‘Twas the Night before Term – an ode to parents by Helen Shakespeare.

It’s the night before a new term starts and I’m remembering how I used to feel when my two were still in Primary school. As a procrastinator, the final Sunday was fraught with washing and ironing uniform, making packed lunches and discovering the PE kit was missing items that were too late to order. But the relief of dropping them off and knowing it was a temporary end to the frantic and seemingly endless activities that the holiday time contained. Despite being a teacher, I loved that feeling of, ‘over to you…’. In turn, I could have back, that feeling of being pleased to see them after school.

Now parents nationwide are not only having no break from their parenting but during school hours are having to switch from wearing a parent’s hat to a teacher’s for part of everyday. Aside from any teaching skills, it’s terribly confusing for both parties to have to adjust to the same person providing the teaching, the love, the discipline, the comfort, the food and so on. Many parents are also trying to juggle their own work as well as learn a new way of living in isolation with all the angst that brings. The excitement and relief of a new term starting has – this time – during lockdown, given parents a whole new Sunday night feeling.

With this in mind, I want to encourage you all in the great job you are doing:

 

‘Twas the Night before Term – an ode to parents by Helen Shakespeare

 

‘Twas the night before term, when all through the house

Not a creature was stirring, not even a mouse.

The front doors were closed and the streets were all clear

The bins were all full of wine bottles and beer.

 

The children were playing on Playstations four

The parents on Netflix or Zoom rooms galore.

They all settled in with their daily routine

Protecting the nation from Covid 19.

 

When on their devices arose such a clatter,

They sprang from their chairs to see what was the matter.

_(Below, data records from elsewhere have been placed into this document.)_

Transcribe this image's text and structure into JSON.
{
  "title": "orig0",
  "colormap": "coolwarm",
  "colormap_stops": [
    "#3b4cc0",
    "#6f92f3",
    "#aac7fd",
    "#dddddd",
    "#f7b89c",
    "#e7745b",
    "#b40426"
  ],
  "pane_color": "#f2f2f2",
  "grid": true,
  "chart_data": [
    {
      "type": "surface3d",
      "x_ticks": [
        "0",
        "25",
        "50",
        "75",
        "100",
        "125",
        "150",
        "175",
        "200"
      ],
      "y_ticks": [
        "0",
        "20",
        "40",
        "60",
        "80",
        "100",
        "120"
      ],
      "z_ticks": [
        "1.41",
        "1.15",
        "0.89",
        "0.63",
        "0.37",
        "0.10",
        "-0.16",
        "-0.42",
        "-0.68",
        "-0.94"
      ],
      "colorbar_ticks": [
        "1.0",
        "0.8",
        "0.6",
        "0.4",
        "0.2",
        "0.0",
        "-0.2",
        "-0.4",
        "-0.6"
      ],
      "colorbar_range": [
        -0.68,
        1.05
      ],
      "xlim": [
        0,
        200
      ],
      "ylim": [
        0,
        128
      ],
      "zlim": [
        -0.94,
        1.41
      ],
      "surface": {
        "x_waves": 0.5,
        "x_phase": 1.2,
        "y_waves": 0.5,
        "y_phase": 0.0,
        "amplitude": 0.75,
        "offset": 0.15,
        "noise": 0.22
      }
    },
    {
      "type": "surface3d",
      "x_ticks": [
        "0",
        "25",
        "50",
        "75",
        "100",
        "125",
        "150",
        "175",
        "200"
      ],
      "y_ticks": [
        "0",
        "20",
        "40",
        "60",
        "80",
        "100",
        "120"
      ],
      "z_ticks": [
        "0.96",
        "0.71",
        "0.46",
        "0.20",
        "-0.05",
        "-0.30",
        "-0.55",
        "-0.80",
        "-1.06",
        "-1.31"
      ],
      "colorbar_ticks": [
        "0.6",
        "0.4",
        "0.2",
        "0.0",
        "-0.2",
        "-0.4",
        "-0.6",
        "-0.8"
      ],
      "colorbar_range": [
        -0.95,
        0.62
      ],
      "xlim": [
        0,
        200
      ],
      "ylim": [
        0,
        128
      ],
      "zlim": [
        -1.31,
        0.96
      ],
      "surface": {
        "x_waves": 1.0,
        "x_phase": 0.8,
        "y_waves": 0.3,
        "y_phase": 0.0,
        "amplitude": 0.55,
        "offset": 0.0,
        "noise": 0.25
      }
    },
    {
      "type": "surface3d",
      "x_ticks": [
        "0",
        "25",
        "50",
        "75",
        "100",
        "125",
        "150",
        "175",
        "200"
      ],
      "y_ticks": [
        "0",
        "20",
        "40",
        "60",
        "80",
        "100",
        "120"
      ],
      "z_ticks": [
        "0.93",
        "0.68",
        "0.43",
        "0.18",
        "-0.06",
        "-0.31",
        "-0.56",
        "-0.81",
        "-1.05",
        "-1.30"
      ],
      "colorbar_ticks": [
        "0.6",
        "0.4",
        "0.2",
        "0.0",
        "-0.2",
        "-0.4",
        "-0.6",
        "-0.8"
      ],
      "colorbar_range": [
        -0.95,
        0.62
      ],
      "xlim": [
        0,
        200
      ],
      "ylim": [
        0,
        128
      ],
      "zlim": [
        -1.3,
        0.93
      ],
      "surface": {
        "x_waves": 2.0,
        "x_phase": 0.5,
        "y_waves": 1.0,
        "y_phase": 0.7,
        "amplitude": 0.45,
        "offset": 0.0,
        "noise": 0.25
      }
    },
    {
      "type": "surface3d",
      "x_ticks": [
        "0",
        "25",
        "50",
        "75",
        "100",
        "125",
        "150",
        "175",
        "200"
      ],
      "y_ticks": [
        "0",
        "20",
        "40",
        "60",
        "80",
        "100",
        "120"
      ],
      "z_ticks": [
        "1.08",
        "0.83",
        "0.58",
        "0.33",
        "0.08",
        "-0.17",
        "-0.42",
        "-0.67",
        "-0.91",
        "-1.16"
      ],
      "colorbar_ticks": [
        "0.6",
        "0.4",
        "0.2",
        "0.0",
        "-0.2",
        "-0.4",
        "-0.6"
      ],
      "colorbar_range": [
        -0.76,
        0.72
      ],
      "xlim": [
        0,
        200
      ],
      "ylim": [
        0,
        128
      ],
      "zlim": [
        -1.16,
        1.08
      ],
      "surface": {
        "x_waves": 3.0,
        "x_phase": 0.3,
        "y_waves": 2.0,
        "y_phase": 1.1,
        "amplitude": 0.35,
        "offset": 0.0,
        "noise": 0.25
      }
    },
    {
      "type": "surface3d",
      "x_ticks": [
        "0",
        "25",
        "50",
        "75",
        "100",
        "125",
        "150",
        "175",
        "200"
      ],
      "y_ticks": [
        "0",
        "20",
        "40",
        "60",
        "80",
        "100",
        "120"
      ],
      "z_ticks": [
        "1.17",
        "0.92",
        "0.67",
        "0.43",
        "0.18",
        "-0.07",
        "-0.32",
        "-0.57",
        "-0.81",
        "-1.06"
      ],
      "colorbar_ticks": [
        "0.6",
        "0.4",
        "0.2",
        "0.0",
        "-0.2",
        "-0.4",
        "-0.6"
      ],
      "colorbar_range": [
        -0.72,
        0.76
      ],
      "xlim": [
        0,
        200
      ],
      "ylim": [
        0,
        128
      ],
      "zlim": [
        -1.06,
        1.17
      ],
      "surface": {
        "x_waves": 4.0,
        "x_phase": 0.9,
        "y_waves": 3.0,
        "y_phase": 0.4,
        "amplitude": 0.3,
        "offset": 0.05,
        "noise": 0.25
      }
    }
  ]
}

Tonight was a Sunday, seen as a jewel

Until lockdown brought dread at the mention of school.

 

Farewell to the freedom and playground goodbyes,

Hello to the hell of the classroom online.

Tasks and assignments for feedback and ticks

And a rousing beginning with athlete Joe Wicks.

 

Some parents proudly announcing new skills

Others reportedly losing the will.

Would they emerge more fat or more fit?

Or had they decided they don’t give a sh*t?

 

Dreading the watchful eyes of the staff

As they take on the role, on their teacher’s behalf.

“How come we never learnt that way at school?

Grid methods, chunking and algebra rules?”

 

How come my child had such glowing reports

When all I get now is disdainful retorts?

Never again will I whinge at the school

When my little angel has broken a rule.

 

Sleepless and anxious to complete all the tasks

While remotely at work or sewing some masks.

Dressing the top half for meetings on line

While forcing the kids to learn as they whine.

 

And then, in a twinkling, I heard on the street

The clapping and cheering and pans with a beat,

As I opened the door to tumultuous exhort

Of NHS staff and key workers support.

 

Among these tough times of self-isolation

We’ve joined as a team, throughout the whole nation.

Sharing and giving not seen since the war

Epitomised in actions from Captain Tom Moore.

 

So, while we dig deep for our strength and true grit,

Dreading the weeks and trying not to quit,

Look for the blessings, be patient, take heart,

You are being amazing and doing your part.